We wrote back and forth for a while until June 6th 2006 when we got the nerve to call each other! I thought it was a great convo but Josh tells me now that I was very spacey. haha. I guess I was doing things while talking to him and getting the kids under control and what not. He thought is was funny.

We decided to meet shortly after at his house on June 9th. I figured the base was the safest place to meet so I was unafraid to meet him at his home. He ordered the pizza and I brought the movie and dessert! My favorite, fruit and chocolate! The Hilarius thing now is I brought the movie Open Water. Josh is terrified of the ocean and its the movies about the people who get lost out at sea! HAHA! so funny, I didn't know at the time!

Of course the night started with me as an airhead! I called him trying to find the house and I guess he saw me and was on the driveway and I just drove right past him! haha I was blinded by the sun setting glare I couldn't see a thing. All i heard was "here here oh you passed me!" hahaha it was so funny! So then I loop around and pull up in the driveway realizing my car is a MESS!! Not a surprise for me but I didn't want him to know I was a pig on the first date! haha I quickly got out and persuaded him away! As a gentleman he was approaching my car asking if I needed any help and I kept pushing him away! He must have thought I was a nut by now! haha!

We get in the house and immediately I'm thinking this man needs some decorating help. The kitchen was full of apple curtains and accessories. Family room was better, big entertainment center, leather couch. We had a great time!

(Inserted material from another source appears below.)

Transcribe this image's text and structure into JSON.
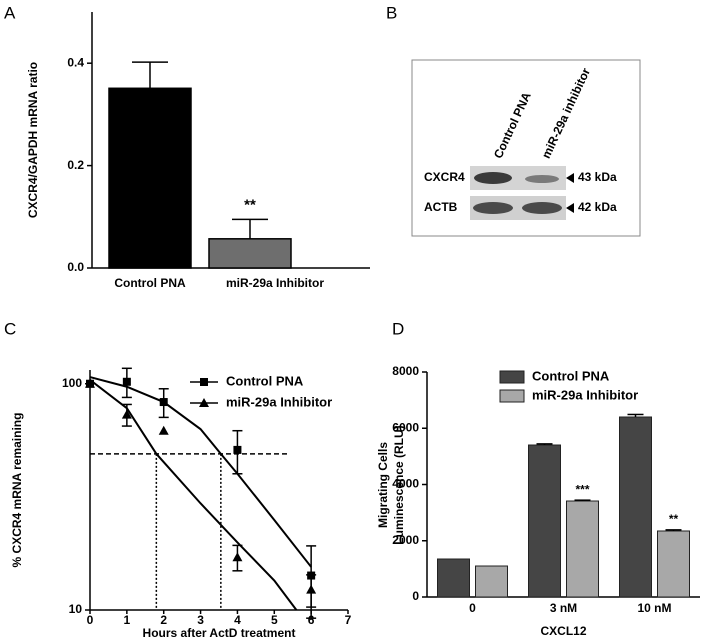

We didn't watch the movie much, we talked A LOT! Its the best kind of first date! No dumb bar people, not in a dark theater wondering who they are, we talked!! He enjoyed my dessert! I cut up bananas, apples, strawberries, Mandarin oranges and cherries! I was proud of myself! Thanks to my mommy it was one of my favorite desserts as a kid that she did for us! I even brought little toothpicks! haha!!

After the awesome evening he walked me to my car. I figured it was dark enough now he couldn't see much the mess! We gave each other a big hug and I got in. I started the car and can you guess what song I heard on the radio? Your darn right!! Aaron Shust, My Saviour My God!! I had the HUGEST smile on my face!! My heart knew it too!! BUT of course I could already hear the skeptics so I continued the relationship still aware myself.

But it just kept getting better and better. I just knew Josh was the one, I could feel it, I could see it and better yet I felt God told me! We did have a very rough patch at one point but it only made us even better!! I cant speak for Josh directly but I know he was feeling the same I was but it scared him. That was our tough time. Letting him know it was OK that we were moving so fast. He then started to trust me and even better he started trusting God again!

One June 2, 2007 we were married! I married as mommy of 3 more kids that I call mine! mine mine all mine! haha Katie (5.22.94) Megan (9.20.95) and Devon (5.29.97).

I can definately say that I married a man that is strong, of God, of humor, of passion, of strength, of knowledge, a man pretty close to my father!